I had the opportunity to attend many of Ed Leahy's speeches and accompany him on visits to company president's offices to talk about impending projects. Each trip was a learning experience and critiques that followed these meetings left long-range values for individual growth. I was continually impressed with his ease of presentation and ability to sell his ideas to all levels of management. I remember his telling me that 80% of records management was salesmanship, making certain your clients felt at ease by listening to them and taking their ideas into account. Salesman extrodinaire, you bet, and only in the most positive manner.
With Ed Leahy as a mentor, success was guaranteed. He had the dedication, the personality, and the knowledge to inspire confidence and commitment. What better advocate could there have been to address the records management needs of business, government and industry.
Ben Oliver, who was the 1978 recipient of the Leahy Award, recently recounted his impressions of Ed Leahy. In 1945 Oliver was asked to take on the task of organizing a records management program in the U.S. Navy Bureau of Ships. He had no experience in records management (he was 21 years old) so he contacted Herb Angel and Ev Allredge, who succeeded Leahy in running the Navy Records Management program, for advice and guidance. Later Angel and Allredge invited Oliver to attend a meeting where Ed Leahy was the featured speaker. During his presentation, Leahy declared that records management needed young blood with new ideas and Oliver felt that Leahy was speaking directly to him. At the conclusion of the meeting, Oliver spoke to Leahy and told him that he was taking on a records management project and he could use all the help available. Leahy told him that Angel and Allredge were excellent sources but that he would be delighted to discuss records management issues with him.
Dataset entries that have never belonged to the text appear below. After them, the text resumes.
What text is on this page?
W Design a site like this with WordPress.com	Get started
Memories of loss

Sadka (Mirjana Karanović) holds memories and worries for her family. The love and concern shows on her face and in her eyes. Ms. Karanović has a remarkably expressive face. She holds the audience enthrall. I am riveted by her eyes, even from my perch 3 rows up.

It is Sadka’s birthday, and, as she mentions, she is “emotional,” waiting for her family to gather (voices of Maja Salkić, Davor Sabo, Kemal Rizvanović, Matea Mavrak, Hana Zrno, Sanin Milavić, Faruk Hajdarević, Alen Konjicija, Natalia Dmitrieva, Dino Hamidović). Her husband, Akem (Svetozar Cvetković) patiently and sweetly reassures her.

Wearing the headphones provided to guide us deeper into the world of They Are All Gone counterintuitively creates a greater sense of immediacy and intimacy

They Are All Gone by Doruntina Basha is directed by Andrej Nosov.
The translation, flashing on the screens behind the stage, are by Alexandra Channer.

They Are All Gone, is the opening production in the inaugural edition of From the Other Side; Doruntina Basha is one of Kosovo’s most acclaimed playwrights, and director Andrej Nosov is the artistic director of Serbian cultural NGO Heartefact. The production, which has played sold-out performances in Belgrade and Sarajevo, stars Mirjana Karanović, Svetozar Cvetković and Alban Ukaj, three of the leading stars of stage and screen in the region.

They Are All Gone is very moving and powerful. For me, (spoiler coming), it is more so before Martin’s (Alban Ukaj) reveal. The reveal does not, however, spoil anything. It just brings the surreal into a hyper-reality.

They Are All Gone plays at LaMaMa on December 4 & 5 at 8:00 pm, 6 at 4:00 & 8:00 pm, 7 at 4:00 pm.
He gave Oliver his telephone number and told him to feel free to telephone him at any time.
Oliver never felt it necessary to contact Leahy directly as he implemented a successful records management program at the Bureau of Ships. Later Oliver brought his records management expertise to the newly established National Archives and Records Service. At his retirement in 1975 "Ben Oliver probably was the best known and widely respected records management in the federal service.
Ben Oliver's brief encounter in 1945 with Ed Leahy was the only time he talked with him. Nonetheless, Oliver kept track of what Leahy was doing (largely through Herb Angel and Ev Allredge) and strived to emulate Leahy as a records management practitioner, promoter, and visionary. Being named the 1978 Leahy Award Winner was a fitting cap to Oliver's illustrious records management career that would have made Ed Leahy proud.